Question

∠ACE is formed by two secants intersecting outside of a circle. If minor arc BD = 28°, minor arc AB = 112°, and minor arc DE = 112°, what is the measure of ∠ACE?

Answer 1

Answer:

∠ACE = 40°

Step-by-step explanation:

Refer the attached figure .

Since we know that sum of measures of all arcs is 360°

arc AE + arc AB +arc BD +arc DE = 360°

arc AE+ 252°=360°

arc AE=360°

-252°

arc AE=108°

Now to find the ∠ACE , we will use the theorem.

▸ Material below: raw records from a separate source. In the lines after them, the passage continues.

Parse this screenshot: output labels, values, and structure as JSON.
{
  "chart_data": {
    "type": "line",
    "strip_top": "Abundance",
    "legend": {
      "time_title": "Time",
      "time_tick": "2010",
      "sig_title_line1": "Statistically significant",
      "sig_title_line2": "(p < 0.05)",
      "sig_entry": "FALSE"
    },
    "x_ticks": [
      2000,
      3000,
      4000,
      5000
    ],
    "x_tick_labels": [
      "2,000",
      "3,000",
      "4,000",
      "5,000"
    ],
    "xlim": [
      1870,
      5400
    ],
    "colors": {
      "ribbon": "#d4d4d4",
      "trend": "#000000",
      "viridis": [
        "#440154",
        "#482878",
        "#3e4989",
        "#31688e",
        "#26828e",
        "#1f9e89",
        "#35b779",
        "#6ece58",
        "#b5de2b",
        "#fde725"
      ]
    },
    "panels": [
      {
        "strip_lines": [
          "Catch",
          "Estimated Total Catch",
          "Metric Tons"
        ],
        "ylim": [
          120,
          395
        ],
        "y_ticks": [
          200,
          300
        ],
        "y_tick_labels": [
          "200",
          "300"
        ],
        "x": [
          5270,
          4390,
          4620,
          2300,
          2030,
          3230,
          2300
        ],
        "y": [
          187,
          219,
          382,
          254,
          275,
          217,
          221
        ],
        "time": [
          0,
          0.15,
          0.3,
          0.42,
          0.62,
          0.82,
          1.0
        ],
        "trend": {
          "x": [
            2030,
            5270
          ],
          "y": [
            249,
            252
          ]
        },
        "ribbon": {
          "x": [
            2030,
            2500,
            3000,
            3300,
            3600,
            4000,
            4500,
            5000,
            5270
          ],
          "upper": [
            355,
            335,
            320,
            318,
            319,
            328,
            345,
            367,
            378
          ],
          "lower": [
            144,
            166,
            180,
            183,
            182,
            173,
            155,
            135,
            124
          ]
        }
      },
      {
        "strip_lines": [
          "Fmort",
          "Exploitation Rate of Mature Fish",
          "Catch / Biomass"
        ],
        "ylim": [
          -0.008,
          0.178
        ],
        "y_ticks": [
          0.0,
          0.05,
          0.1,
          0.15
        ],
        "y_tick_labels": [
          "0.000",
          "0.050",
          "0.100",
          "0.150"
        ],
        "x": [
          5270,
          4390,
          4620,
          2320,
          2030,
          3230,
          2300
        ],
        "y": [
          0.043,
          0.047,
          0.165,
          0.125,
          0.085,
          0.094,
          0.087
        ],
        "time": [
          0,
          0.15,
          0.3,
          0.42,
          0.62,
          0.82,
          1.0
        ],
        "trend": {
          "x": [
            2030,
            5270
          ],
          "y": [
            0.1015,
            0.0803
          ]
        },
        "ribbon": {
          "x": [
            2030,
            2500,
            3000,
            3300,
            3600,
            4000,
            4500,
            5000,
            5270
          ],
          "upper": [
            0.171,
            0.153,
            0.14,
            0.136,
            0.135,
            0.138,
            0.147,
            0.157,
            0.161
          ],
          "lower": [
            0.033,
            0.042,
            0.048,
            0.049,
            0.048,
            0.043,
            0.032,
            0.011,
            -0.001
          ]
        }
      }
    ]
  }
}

Theorem : If two secants intersect to form the vertex of an angle outside a circle and the sides of the angle intercept arcs on the circle,then the measure of the angle is equal to one-half the difference of the measures of the arcs intercepted by the sides of the angle.

For∠ACE

The arcs intercepted by the sides of the angle.: arc AE =108° and arc BD=28°

So, by theorem :

$\angle ACE = \frac{1}{2}(\text{arc AE - arc BD})$

$\angle ACE = \frac{1}{2}\times (108^{\circ} - 28^{\circ})$

$\angle ACE = \frac{1}{2}\times 80^{\circ}$

$\angle ACE = 40^{\circ}$

Hence the measure of ∠ACE is 40°

Answer 2

Angle ACE = 40 degrees